Apesar da importância do casamento para as mulheres no que se refere ao acesso à terra, Bourdieu (1962), já na década de 60,  chamava a atenção da França para o celibato masculino no meio rural. As mulheres não estavam mais aceitando a subordinação a que seriam submetidas após o casamento. Mas nem só os franceses assistem a esta mudança. Abramovay (1997) diz da existência, na Europa, de agências matrimoniais especializadas em “arranjar noivas” em lugares distantes da morada do noivo. Anita Brumer (2004) fala da maior emigração de moças que de rapazes no meio rural gaúcho. As mulheres optaram por “votar com os pés”, no dizer de Sarah Whatmore, citada por Rosário Sampedro Gallego (1996), ou seja, estão indo embora do campo.

Valmir Stropasolas (2004), em seu artigo O valor (do) casamento na agricultura familiar, mostra que moças e rapazes têm representações conflituosas sobre o que significa casar, na construção de seus projetos de vida. Enquanto para os homens casar tem grande importância na manutenção de seu status de agricultor familiar, para as mulheres o grau de dependência e subordinação exigido tradicionalmente nem sempre as atrai. Para elas,

(...) o sonho de receber um `sim´ em uma cerimônia matrimonial é precedido de muitas interrogações, levantadas sobretudo pelas moças `acostumadas´ a receber um `não´ na sua realidade cotidiana, como contrapartida do papel e do lugar que ocupam (ou que desejam conquistar ) na família, na comunidade e na sociedade” (Stropasolas, 2004:  266).

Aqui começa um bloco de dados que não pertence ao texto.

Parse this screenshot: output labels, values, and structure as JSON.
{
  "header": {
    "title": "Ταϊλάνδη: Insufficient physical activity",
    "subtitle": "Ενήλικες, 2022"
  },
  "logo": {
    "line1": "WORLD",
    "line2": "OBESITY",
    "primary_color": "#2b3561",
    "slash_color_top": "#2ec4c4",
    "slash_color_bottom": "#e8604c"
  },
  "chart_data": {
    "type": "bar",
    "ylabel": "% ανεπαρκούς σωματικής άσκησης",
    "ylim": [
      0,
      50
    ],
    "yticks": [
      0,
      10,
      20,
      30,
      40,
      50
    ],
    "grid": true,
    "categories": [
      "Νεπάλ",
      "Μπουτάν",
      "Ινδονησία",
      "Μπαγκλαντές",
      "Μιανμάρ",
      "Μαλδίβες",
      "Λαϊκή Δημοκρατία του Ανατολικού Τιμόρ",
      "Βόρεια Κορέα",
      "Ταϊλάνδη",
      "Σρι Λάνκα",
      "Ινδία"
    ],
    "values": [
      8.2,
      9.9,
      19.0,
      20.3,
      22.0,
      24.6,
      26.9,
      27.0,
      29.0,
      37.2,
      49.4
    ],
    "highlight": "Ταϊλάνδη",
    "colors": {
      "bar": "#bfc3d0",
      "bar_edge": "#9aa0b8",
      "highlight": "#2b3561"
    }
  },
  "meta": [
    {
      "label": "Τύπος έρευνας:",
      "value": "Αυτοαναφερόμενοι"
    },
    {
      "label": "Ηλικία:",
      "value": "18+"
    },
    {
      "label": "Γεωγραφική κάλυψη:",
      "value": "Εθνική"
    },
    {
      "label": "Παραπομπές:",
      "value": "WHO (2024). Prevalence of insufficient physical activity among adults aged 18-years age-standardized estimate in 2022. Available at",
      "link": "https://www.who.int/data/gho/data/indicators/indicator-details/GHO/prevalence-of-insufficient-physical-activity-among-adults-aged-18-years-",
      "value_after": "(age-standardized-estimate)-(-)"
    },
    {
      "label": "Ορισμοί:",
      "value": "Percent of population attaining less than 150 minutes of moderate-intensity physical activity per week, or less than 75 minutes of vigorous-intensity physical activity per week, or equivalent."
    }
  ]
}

Quando perguntamos às mulheres pertencentes aos diferentes movimentos sociais existentes no campo hoje se é verdade que os moços não encontram mais esposas, a respostas mais comum é “não do jeito que eles querem”.  Um ponto muito relevante destas mobilizações é a tentativa já bem sucedida em alguns aspectos, como o do direito previdenciário de mudança dos padrões tradicionais, para que as mulheres que queiram ficar no campo e ser agricultoras, possam fazê-lo sem tantos sacrifícios. O acesso à terra, porém, continua uma muralha tão difícil de transpor quanto mais profundo este tabu está enterrado na cultura tradicional, o que faz com que mesmo as militantes femininas mais ativas evitem falar sobre ele. Entre as mulheres do MST esta reivindicação vai até quando a exigência da terra é feita ao Estado, mas não à família.

Finalizamos insistindo na necessidade de se pensar as mulheres rurais, tema sobre o qual o feminismo, a nosso ver, não tem dado a importância merecida.